The analysis revealed Six groups of microorganisms associated with the host, some of which will have caused disease in mammakes.
Among them was a strain near Actinobacilluspreviously isolated in pigs (Pig domesticus) and which may have integrated the oral mammoth microbiome.
The genre was also identified Pasteurellaclosely related to a pathogen linked to the death of dozens of African elephants In Botswana and Zimbabué in 2020. In this case, the bacteria infected the mouth of the animals before entering the bloodstream and causing fatal septicemia.
The team also rebuilt genomes from a bacterial family called Erysipelothrixfrom samples of four leaf mammoths and a 1.1 million-year-olds-the Microbial DNA associated with the oldest host in which it is recorded.
Unlike the other bacterial groups, present only in dental cells, this microorganism It was also detected in bone tissue.
Ancient microbiomas
The concrete effects of these bacterial colonies on mammoth health are difficult to determine only on this genetic analysis. Still, researchers stress that work offers a first view of microbes that inhabited prehistoric animals.

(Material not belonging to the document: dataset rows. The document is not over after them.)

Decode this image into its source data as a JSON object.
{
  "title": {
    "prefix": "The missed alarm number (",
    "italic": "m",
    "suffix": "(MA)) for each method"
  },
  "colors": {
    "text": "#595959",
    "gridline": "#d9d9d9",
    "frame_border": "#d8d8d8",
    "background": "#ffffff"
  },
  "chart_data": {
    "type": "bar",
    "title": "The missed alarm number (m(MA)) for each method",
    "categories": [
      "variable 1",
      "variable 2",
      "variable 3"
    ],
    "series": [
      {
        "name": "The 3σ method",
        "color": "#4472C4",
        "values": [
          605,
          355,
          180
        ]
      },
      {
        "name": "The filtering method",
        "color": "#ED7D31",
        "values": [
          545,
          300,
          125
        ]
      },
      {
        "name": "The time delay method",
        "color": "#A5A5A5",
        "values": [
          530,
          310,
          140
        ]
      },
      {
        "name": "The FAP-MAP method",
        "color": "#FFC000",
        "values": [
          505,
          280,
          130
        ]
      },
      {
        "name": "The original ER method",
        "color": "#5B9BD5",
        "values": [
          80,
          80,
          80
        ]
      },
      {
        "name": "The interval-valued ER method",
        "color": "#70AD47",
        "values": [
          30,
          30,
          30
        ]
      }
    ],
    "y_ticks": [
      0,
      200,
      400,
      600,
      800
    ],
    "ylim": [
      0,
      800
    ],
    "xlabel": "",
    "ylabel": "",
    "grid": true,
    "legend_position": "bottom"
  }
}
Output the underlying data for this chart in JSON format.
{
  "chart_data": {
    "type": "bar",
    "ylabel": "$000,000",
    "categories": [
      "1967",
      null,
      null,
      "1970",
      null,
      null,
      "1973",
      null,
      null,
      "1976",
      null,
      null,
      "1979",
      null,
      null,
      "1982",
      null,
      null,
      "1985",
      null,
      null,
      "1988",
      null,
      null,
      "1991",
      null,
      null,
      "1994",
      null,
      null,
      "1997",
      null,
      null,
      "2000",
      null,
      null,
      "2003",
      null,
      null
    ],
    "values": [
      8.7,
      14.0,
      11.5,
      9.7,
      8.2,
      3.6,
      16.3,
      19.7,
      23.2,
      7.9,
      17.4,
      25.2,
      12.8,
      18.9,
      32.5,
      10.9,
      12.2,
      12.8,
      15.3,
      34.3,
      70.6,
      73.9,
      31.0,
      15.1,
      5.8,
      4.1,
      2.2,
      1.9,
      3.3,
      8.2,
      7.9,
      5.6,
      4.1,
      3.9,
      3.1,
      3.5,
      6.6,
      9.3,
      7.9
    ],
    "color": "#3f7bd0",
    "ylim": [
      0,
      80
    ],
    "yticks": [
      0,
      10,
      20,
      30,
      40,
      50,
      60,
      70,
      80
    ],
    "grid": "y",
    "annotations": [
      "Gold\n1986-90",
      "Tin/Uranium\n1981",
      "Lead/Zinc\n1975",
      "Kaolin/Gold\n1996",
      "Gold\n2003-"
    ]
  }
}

Eva-Maria Geiglpaleogeneticist at the Institut Jacques Monod, in Paris, questions the biological relevance of analysis of samples over a million years, given the lack of appropriate references for comparison. But he recognizes that the team “certainly did a good job and produced a large amount of data.”
“The article shows a good proof of concept: Even some very old bacteria can be genetically recovered, ”he adds.
These findings provide a basis for future investigations into old microbiomas and their impact on health and disease, the authors conclude. “It is very interesting to be able to tell this story. We want to open the book of life and widen the boundaries of what we can know, ”summarizes Guinet.